Eux-mêmes, lorsque les flammes rousses pétillent et s’allongent, s’approchent du foyer pour nous donner une preuve d’amitié et d’estime que Brahma serait heureux d’accepter. De leurs mains fines et souverainement pures, ils vont nous faire la cuisine ; ils lavent le riz, préparent des « curries » de poissons, de légumes, des pâtes d’amande, des crêpes épaisses ; « chapattis », qui remplacent le pain que les indigènes ne mangent pas.

Sur la table du bungalow, les domestiques ont déposé des montagnes de melons à chair rose et noire, des sortes de grenades mielleuses, jaunes comme des abricots, des mangues, des « lichi », petit fruit dont la pulpe est blanche, juteuse ; des sucreries, des boules de safran, des fritures de bambou, des graines de lotus confites, vertes comme des pois. C’est à croire que nos Brahmes ont rançonné les environs pour nous procurer toutes ces friandises indigènes.

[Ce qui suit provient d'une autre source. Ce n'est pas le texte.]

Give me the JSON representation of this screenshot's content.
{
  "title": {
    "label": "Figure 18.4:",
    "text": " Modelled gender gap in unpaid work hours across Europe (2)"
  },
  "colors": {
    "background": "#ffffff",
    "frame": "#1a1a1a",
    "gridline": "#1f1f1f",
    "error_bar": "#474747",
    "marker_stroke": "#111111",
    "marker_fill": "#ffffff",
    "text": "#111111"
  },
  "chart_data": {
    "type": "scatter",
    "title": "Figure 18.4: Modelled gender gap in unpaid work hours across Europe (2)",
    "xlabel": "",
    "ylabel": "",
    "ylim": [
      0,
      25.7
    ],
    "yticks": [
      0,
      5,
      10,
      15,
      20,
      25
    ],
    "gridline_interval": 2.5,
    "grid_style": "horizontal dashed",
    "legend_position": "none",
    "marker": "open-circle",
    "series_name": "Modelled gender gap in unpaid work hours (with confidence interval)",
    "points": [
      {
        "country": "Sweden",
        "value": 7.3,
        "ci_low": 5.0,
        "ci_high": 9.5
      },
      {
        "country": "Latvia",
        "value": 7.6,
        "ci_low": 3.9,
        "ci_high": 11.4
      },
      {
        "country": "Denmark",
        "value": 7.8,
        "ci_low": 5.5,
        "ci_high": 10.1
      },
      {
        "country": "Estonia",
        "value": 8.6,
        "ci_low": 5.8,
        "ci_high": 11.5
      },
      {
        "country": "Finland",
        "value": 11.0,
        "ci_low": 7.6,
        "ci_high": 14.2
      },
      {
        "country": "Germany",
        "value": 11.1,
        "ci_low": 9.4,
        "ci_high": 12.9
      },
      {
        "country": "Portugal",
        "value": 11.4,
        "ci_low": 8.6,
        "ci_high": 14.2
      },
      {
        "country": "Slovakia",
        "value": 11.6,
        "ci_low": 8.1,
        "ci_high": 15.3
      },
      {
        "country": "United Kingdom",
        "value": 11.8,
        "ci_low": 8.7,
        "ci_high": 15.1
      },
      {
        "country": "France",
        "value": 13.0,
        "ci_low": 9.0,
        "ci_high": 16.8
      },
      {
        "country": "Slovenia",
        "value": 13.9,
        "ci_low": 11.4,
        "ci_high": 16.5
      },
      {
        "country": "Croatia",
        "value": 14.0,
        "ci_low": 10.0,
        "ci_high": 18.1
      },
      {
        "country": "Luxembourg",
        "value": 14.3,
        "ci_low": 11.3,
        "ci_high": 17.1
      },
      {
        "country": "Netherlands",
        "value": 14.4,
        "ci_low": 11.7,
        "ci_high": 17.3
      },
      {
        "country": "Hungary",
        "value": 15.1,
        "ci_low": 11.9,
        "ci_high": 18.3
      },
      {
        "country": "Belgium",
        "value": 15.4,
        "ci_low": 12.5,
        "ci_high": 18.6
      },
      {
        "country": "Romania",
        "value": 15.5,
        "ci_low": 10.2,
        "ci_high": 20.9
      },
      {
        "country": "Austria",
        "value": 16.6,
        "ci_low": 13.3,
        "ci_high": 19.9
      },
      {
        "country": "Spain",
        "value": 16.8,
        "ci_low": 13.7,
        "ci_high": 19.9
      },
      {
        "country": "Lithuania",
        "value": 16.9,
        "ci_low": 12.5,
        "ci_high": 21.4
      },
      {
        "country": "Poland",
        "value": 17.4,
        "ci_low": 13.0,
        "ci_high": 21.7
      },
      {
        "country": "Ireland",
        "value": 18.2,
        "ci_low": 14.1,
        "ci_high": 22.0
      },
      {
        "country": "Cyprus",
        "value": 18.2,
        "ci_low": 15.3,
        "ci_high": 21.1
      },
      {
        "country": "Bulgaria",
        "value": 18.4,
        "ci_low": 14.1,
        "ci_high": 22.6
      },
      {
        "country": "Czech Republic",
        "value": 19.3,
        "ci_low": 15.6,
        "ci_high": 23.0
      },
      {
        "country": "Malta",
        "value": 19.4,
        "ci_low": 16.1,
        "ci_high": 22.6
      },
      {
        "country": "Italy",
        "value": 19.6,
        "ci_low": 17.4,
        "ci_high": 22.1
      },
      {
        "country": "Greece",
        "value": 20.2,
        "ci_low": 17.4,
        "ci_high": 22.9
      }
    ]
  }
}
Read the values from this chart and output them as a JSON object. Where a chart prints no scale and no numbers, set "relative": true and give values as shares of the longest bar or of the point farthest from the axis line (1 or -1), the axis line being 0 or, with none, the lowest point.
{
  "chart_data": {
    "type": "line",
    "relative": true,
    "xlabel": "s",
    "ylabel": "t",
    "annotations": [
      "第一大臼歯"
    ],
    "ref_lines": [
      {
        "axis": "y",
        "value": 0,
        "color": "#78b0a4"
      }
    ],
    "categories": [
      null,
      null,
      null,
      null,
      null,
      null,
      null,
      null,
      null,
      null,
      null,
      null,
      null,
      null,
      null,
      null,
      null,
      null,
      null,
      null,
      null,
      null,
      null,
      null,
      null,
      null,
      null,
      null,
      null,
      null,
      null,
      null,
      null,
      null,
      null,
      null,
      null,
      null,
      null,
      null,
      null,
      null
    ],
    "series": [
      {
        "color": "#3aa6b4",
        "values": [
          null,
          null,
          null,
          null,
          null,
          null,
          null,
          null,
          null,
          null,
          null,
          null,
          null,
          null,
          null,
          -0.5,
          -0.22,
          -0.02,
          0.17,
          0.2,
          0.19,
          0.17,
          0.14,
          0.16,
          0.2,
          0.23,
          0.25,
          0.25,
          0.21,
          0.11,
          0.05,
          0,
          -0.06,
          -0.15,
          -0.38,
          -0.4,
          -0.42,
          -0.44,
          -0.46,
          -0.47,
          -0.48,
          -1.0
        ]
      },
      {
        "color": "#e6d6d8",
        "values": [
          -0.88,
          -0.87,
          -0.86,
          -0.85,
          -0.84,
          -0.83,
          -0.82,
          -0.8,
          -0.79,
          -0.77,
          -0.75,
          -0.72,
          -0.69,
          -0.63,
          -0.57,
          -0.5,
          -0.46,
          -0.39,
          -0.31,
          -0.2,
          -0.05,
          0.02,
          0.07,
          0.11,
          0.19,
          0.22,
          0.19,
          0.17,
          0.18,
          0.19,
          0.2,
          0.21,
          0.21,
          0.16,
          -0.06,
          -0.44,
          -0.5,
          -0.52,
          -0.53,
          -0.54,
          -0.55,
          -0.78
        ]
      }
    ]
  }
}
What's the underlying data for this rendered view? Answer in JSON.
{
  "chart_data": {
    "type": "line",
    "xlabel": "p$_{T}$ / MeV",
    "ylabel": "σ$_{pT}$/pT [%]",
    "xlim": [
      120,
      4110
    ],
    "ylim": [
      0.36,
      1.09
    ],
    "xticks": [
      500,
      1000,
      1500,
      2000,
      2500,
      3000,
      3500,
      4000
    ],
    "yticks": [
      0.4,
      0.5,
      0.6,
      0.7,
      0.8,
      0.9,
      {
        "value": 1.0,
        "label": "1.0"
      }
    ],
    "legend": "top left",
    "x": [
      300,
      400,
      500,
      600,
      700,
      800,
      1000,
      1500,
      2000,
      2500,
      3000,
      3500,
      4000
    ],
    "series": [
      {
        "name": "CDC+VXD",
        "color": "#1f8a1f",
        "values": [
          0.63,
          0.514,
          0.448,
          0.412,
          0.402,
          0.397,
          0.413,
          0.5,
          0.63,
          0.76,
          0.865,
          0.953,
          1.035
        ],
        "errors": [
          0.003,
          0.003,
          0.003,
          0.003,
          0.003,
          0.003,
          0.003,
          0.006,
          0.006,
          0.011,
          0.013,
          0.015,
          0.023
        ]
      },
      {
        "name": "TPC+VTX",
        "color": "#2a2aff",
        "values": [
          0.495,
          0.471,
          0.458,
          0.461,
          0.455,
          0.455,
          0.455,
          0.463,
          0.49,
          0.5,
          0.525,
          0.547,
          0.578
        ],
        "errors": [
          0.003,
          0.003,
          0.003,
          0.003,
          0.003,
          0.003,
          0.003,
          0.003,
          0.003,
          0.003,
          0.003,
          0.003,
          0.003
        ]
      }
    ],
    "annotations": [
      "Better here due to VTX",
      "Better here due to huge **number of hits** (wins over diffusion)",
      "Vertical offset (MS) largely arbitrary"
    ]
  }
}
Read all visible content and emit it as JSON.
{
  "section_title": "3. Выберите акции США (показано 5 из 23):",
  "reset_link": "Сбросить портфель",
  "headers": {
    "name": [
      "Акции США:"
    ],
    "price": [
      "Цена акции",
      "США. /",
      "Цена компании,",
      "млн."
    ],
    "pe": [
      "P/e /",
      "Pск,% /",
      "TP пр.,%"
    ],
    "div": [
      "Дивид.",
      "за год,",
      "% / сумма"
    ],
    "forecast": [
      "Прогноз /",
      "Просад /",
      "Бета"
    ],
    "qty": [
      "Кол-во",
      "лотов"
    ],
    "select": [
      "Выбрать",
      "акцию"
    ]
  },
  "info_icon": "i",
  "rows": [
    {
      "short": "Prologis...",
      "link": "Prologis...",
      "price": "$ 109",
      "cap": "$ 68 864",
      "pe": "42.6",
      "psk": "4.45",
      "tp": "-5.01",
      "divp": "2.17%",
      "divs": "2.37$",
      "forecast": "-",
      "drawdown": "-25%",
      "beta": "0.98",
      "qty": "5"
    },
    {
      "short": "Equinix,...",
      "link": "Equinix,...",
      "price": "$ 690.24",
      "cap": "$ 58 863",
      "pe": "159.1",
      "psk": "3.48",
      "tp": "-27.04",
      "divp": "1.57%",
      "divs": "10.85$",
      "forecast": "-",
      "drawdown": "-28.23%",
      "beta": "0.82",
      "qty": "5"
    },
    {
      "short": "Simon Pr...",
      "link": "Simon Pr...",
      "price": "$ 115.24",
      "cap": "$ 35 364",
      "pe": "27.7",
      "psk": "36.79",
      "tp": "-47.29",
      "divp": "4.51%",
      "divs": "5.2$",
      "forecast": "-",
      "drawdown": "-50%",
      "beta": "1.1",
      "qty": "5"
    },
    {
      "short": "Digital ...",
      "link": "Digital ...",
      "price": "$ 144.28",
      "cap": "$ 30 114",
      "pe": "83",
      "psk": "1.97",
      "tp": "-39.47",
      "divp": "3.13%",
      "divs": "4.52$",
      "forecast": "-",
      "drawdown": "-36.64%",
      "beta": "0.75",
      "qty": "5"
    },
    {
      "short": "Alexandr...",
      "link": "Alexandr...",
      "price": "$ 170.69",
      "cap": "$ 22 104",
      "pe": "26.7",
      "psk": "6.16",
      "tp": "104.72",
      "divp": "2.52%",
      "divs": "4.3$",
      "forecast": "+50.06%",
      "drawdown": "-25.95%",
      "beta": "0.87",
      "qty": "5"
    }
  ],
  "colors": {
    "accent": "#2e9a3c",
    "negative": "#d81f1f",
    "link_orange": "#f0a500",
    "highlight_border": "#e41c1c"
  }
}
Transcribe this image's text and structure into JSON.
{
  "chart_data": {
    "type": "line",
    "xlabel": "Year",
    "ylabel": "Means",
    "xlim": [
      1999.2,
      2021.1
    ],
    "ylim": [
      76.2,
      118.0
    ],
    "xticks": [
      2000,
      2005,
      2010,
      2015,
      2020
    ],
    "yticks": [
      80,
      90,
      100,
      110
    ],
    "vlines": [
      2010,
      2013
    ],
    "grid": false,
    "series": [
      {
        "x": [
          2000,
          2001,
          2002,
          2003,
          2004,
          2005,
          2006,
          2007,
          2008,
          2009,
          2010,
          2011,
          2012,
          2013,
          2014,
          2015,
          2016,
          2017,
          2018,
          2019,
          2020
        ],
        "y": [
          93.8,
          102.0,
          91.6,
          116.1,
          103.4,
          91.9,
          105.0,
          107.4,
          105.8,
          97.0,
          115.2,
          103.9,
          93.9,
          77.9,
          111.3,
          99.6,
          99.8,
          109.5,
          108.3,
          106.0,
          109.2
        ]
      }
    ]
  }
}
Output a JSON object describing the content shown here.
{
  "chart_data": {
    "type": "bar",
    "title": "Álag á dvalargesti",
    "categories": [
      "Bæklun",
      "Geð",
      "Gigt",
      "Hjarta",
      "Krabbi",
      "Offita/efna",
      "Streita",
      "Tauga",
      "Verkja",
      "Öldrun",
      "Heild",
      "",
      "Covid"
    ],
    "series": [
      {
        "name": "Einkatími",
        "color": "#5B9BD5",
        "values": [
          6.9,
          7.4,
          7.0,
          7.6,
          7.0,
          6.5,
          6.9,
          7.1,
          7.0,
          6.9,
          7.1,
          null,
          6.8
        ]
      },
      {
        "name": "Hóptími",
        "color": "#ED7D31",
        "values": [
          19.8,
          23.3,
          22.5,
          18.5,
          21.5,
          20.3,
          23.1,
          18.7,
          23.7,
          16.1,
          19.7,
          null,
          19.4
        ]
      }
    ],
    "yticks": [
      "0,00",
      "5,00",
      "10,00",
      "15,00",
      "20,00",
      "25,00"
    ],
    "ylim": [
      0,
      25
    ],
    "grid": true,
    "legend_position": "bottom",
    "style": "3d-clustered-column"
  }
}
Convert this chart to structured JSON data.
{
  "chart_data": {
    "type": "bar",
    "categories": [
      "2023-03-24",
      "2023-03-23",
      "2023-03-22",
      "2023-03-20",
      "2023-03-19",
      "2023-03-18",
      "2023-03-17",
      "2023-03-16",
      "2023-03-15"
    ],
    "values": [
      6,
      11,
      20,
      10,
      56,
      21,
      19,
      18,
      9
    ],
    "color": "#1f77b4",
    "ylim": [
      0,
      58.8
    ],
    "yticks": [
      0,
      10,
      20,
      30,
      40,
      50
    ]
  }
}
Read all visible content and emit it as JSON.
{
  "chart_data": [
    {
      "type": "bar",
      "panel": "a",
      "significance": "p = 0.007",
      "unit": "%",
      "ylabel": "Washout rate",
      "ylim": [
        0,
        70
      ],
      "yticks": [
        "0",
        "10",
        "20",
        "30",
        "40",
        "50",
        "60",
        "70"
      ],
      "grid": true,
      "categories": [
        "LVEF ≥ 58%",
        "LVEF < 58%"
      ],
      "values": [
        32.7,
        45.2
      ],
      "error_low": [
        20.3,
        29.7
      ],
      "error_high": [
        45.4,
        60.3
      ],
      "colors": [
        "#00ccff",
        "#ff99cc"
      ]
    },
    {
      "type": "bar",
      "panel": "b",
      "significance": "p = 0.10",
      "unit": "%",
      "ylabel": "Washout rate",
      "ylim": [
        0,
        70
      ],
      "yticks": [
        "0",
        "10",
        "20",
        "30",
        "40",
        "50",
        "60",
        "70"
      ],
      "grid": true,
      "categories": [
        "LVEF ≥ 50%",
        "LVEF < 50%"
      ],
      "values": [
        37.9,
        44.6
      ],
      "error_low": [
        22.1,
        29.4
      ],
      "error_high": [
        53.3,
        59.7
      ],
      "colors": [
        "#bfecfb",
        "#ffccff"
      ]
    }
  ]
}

Assis très loin de nous, ils semblent ravis de nous voir apprécier leurs attentions ; l’enfant apporte les mets sur de larges feuilles de bananiers, mais évite de nous effleurer ou même de subir le contact de la table. La souillure d’un reste, d’une miette de notre repas obligerait ces Brahmes à de longues, pénibles et minutieuses expiations.

Nous voulons les remercier après le repas et leur offrir quelques roupies, car ils sont pauvres. Ils refusent fièrement, en disant que les Aryens indous et les Européens sont frères et qu’entre mêmes races l’hospitalité est le premier des devoirs.

Au moment de quitter Dadpour, le ciel, menaçant depuis quelques heures, se charge de plus en plus. Des nuages noirs qu’un vent violent pousse l’un vers l’autre vont se joindre et éclater en un de ces orages de mousson effrayants et destructeurs.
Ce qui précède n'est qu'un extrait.